A deadly fungus that feeds on the skin of frogs and other amphibians is spreading rapidly across Africa. Batrachochytrium dendrobatidis – Bd to be short over the past two decades, the continent has experienced a dramatic increase, raising fears that it could wipe out amphibian populations in Africa, as it does in other parts of the world.

bd causes a disease called chytridiomycosis, which leads to heart failure in amphibians and has been blamed for the drastic population decline in America and Australia. “We are talking about hundreds of species that have been driven to extinction or are close to extinction due to a single pathogen,” says Vance Vredenburg of San Francisco State University in California.

Researchers believe bd originated in Asia and by the end of the 1900s had reached all continents except Antarctica. However, its impact on Africa remains relatively unexplored. Previous research suggests that it has been present on the continent since the 1930s, albeit in small quantities. Some studies hint at higher infection rates recently, but this may just be an artifact of researchers looking for bd more now than in the past.

To find out more, Vredenburg and his colleagues turned to museum collections of amphibians. Fungi and other parasites are often preserved with the animals they inhabit, allowing museum exhibits to be used to study the history of infectious disease.

The team took skin swabs from nearly 3,000 specimens collected in Africa over the past century. They also tested the skin of 1,651 live amphibians found in the wild and collected thousands of additional records from other studies of specimens collected between 1852 and 2017.

Combining all this information, they found that bd went unnoticed in Africa in the 1900s, consistently appearing in less than 5 percent of animals tested. But that all changed at the turn of the century, and in the early 2000s, the prevalence of the virus on the continent rose to about 20 percent.

It is not clear what caused this increase, but one possible explanation is that trade and the associated movement of people and goods bd into new areas — as it has already happened in other parts of the world,” says Vredenburg.

The team has collected “an impressive amount of new data” in addition to existing research, says Breda Zimkus of the Museum of Comparative Zoology at Harvard University in Massachusetts. She says that many of the regions that are seeing growth bd also experienced a decline in amphibian populations, which the researchers suggest is no coincidence.

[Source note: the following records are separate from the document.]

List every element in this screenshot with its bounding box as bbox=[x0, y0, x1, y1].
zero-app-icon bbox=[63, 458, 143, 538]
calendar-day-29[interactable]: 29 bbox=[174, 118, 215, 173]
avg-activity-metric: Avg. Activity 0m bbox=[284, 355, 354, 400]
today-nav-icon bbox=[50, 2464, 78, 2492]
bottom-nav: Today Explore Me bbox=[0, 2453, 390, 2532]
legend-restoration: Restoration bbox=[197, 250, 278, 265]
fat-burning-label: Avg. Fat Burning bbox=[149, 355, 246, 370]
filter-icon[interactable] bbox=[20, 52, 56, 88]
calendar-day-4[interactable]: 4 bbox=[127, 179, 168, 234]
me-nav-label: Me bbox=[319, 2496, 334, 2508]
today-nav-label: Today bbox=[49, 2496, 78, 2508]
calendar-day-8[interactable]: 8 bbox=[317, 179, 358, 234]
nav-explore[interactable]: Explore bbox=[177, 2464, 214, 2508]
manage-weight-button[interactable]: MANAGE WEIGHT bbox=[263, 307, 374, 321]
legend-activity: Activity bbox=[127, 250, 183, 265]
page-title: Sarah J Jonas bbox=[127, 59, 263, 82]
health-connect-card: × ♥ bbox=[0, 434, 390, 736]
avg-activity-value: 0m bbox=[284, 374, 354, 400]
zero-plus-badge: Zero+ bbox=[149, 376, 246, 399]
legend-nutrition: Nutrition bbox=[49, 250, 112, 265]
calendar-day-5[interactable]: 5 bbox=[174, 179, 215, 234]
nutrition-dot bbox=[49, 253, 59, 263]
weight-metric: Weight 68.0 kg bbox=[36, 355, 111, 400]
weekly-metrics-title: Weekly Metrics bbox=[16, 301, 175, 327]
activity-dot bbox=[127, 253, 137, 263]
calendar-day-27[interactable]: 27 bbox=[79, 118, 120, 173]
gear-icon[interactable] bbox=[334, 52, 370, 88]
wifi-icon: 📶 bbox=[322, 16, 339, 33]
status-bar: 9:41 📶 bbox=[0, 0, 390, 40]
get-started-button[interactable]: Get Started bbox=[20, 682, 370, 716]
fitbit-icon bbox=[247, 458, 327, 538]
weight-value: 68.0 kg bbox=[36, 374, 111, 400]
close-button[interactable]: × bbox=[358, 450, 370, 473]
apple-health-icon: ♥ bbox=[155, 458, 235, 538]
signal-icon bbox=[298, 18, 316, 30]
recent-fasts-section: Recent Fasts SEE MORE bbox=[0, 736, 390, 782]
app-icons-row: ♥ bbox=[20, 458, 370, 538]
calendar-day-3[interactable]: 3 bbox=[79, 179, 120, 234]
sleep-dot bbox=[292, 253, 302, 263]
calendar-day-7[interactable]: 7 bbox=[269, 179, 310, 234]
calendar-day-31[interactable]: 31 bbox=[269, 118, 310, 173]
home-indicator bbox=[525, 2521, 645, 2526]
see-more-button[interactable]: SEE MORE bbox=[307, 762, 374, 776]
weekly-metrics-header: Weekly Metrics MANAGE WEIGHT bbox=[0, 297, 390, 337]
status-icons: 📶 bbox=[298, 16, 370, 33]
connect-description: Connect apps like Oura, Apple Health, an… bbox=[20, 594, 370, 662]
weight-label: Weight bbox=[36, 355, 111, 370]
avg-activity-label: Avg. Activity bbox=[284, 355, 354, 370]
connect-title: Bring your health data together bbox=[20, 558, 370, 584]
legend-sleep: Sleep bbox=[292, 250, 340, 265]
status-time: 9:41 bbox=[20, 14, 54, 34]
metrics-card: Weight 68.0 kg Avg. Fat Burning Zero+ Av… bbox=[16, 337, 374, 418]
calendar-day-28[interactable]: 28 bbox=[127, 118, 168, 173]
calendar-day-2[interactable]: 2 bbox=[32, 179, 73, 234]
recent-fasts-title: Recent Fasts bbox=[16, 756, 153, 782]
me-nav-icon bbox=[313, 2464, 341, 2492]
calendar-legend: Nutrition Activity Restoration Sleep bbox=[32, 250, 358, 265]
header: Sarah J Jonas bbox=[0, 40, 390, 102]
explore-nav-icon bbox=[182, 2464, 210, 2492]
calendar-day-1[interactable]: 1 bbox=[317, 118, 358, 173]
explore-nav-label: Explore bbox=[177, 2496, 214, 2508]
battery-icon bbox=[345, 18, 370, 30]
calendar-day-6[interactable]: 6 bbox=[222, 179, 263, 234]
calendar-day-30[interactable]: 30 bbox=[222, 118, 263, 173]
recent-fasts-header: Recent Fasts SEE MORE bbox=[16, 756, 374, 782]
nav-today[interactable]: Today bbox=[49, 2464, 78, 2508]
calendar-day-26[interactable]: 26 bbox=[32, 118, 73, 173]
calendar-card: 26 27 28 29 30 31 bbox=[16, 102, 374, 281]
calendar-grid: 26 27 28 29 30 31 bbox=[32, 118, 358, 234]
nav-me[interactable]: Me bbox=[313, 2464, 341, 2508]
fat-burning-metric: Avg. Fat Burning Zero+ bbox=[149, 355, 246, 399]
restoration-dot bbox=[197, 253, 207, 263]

For example, in Cameroon, where these groups showed bd With prevalence reaching nearly 40 percent in the 2010s, once common amphibians such as puddle frogs and long-toed frogs are rapidly declining.

The researchers also used the trends they found along with existing data on bdpreferred climate and hosts to predict where the fungus might go next. They showed that parts of West Africa that have not had chytrid mycosis reported so far may be particularly at risk.

Dina Olson of the USDA Forest Service says she is pleased to see this kind of risk assessment being applied to bd in Africa. “These are tools that managers can use to identify the most critical areas that conservation planning may need to… to prevent further disasters for vulnerable species.”

Vredenburg says he hopes the results will spur further research into Africa’s amphibians. According to him, these animals are “extremely little studied.” “Maybe we could do a lot [to help them] if only we had more information.”